The State of Ohio has always been in the forefront nationally in enforcing fire safety standards. Since 1972, all nursing homes are required to be fully sprinklered. Furthermore, Ohio strictly enforces the use of smoke detectors, fire alarms, and smoke containment. Nursing homes must also follow strict rules with respect to fire drills and maintenance of safety equipment. Although no building exists that is 100 percent fire-proof, Ohio nursing homes certainly are mandated to be as safe as possible.

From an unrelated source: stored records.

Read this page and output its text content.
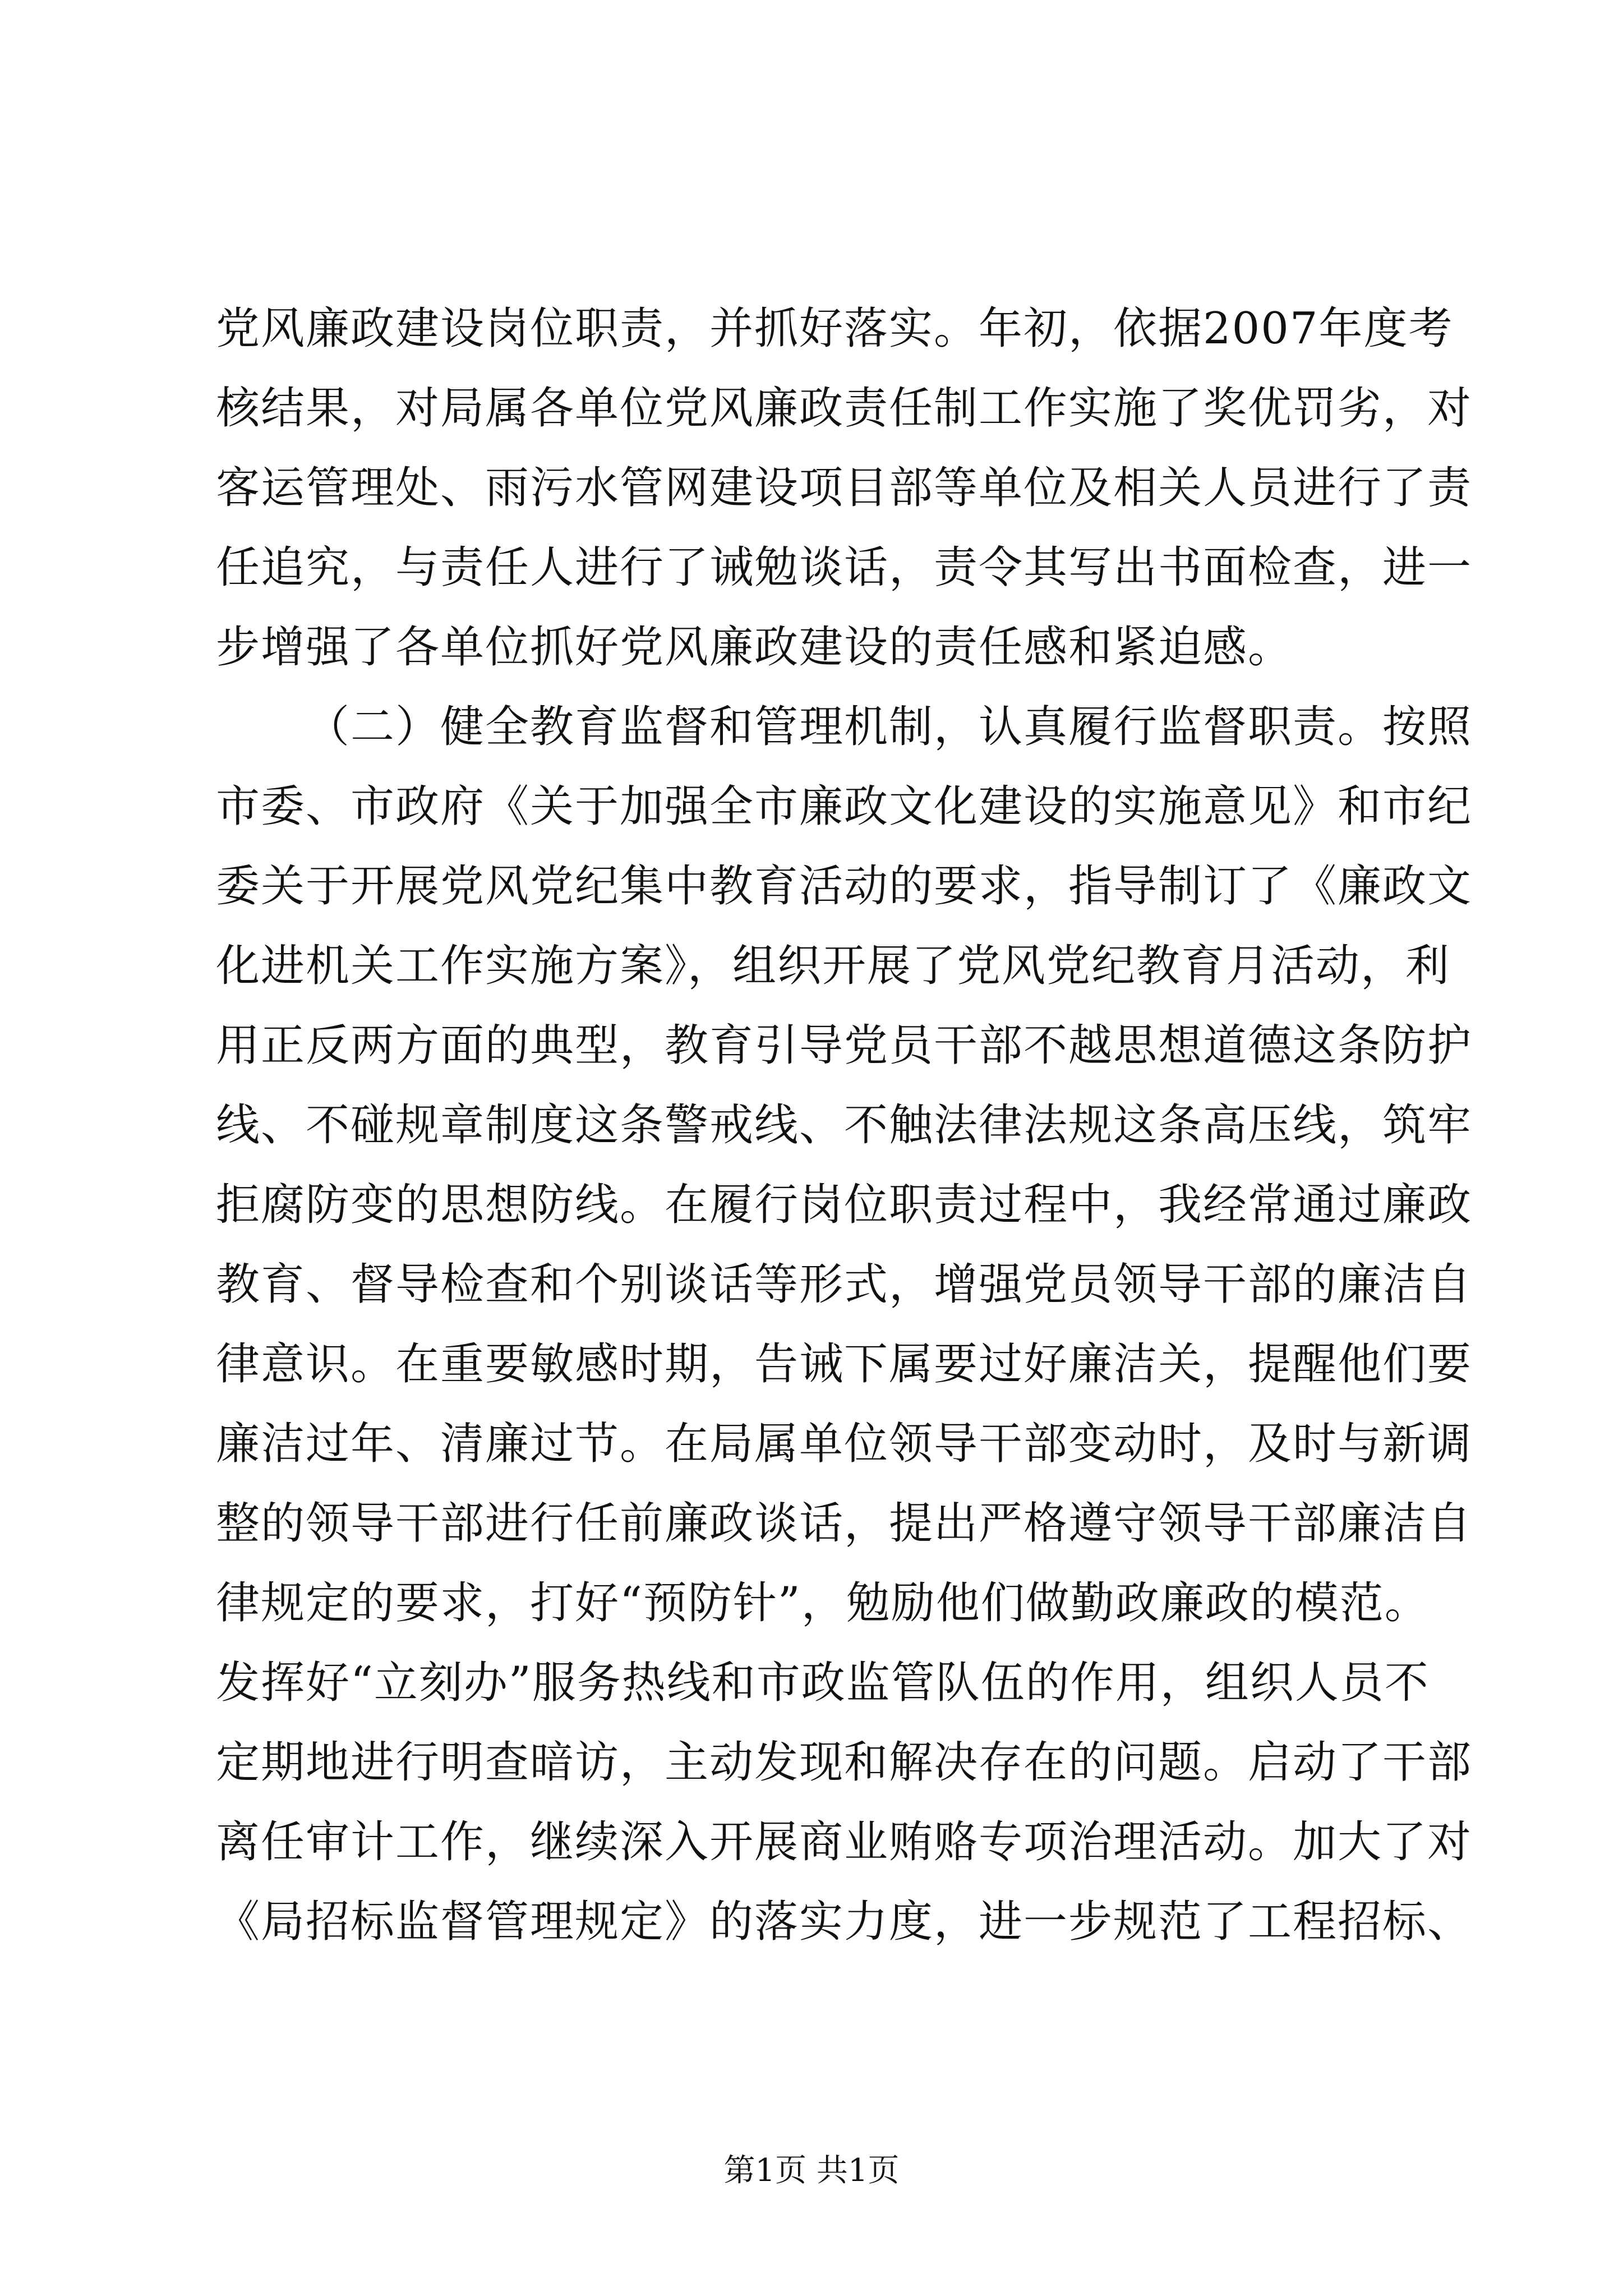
党风廉政建设岗位职责，并抓好落实。年初，依据2007年度考
核结果，对局属各单位党风廉政责任制工作实施了奖优罚劣，对
客运管理处、雨污水管网建设项目部等单位及相关人员进行了责
任追究，与责任人进行了诫勉谈话，责令其写出书面检查，进一
步增强了各单位抓好党风廉政建设的责任感和紧迫感。
（二）健全教育监督和管理机制，认真履行监督职责。按照
市委、市政府《关于加强全市廉政文化建设的实施意见》和市纪
委关于开展党风党纪集中教育活动的要求，指导制订了《廉政文
化进机关工作实施方案》，组织开展了党风党纪教育月活动，利
用正反两方面的典型，教育引导党员干部不越思想道德这条防护
线、不碰规章制度这条警戒线、不触法律法规这条高压线，筑牢
拒腐防变的思想防线。在履行岗位职责过程中，我经常通过廉政
教育、督导检查和个别谈话等形式，增强党员领导干部的廉洁自
律意识。在重要敏感时期，告诫下属要过好廉洁关，提醒他们要
廉洁过年、清廉过节。在局属单位领导干部变动时，及时与新调
整的领导干部进行任前廉政谈话，提出严格遵守领导干部廉洁自
律规定的要求，打好“预防针”，勉励他们做勤政廉政的模范。
发挥好“立刻办”服务热线和市政监管队伍的作用，组织人员不
定期地进行明查暗访，主动发现和解决存在的问题。启动了干部
离任审计工作，继续深入开展商业贿赂专项治理活动。加大了对
《局招标监督管理规定》的落实力度，进一步规范了工程招标、
第1页 共1页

Federal regulators and nursing home industry leaders should be called upon to follow Ohio's lead. In this day and age, not having a sprinkler system in a building with compromised residents is not acceptable. Multiple deaths in a nursing home as a result of a fire is a true tragedy because they could have been prevented by simply installing sprinkler systems.
ROBERT C. DENNIE
Recently I watched shows on CSPAN where Donald Rumsfeld and Paul Wolfowitz were guests at universities or think tanks. Wherever it was, there wasn't much security, because there were several instances of dissenters screaming epithets and swearing at the guests.
It wasn't a bit nice to watch, but the thought crossed my mind: This is probably almost the only way that dissenters have of voicing their objections to the messages of our estimable secretaries of defense.
The cable networks invariably give us the insipid format of two politically motivated pundits or talking heads talking over each other with absolutely no thought in evidence.
Or else we get all the President's men or women talking and talking about the reasons for the war. There is no reasoned dissent. There is, however, plenty of reasoned debate on these issues, but we never hear it.
The war was a complete hype job, with no dissent permitted. Now we are expected to spend $87 billion to straighten out the mess that the administration has caused without consulting us. I won't buy it, and neither should the rest of the American people.
THOMAS G. GREGORY
I have a suggestion that may prevent injuries to those removing goal posts after football games.
Instead of spending thousands of dollars on designing new goal posts that may still be scaled, the University of Toledo Rocket cheerleaders could start a national tradition by “Greasing the Goals” during halftime ceremonies.
It would be nearly impossible to shimmy up the poles and quite entertaining to watch those foolish enough to try.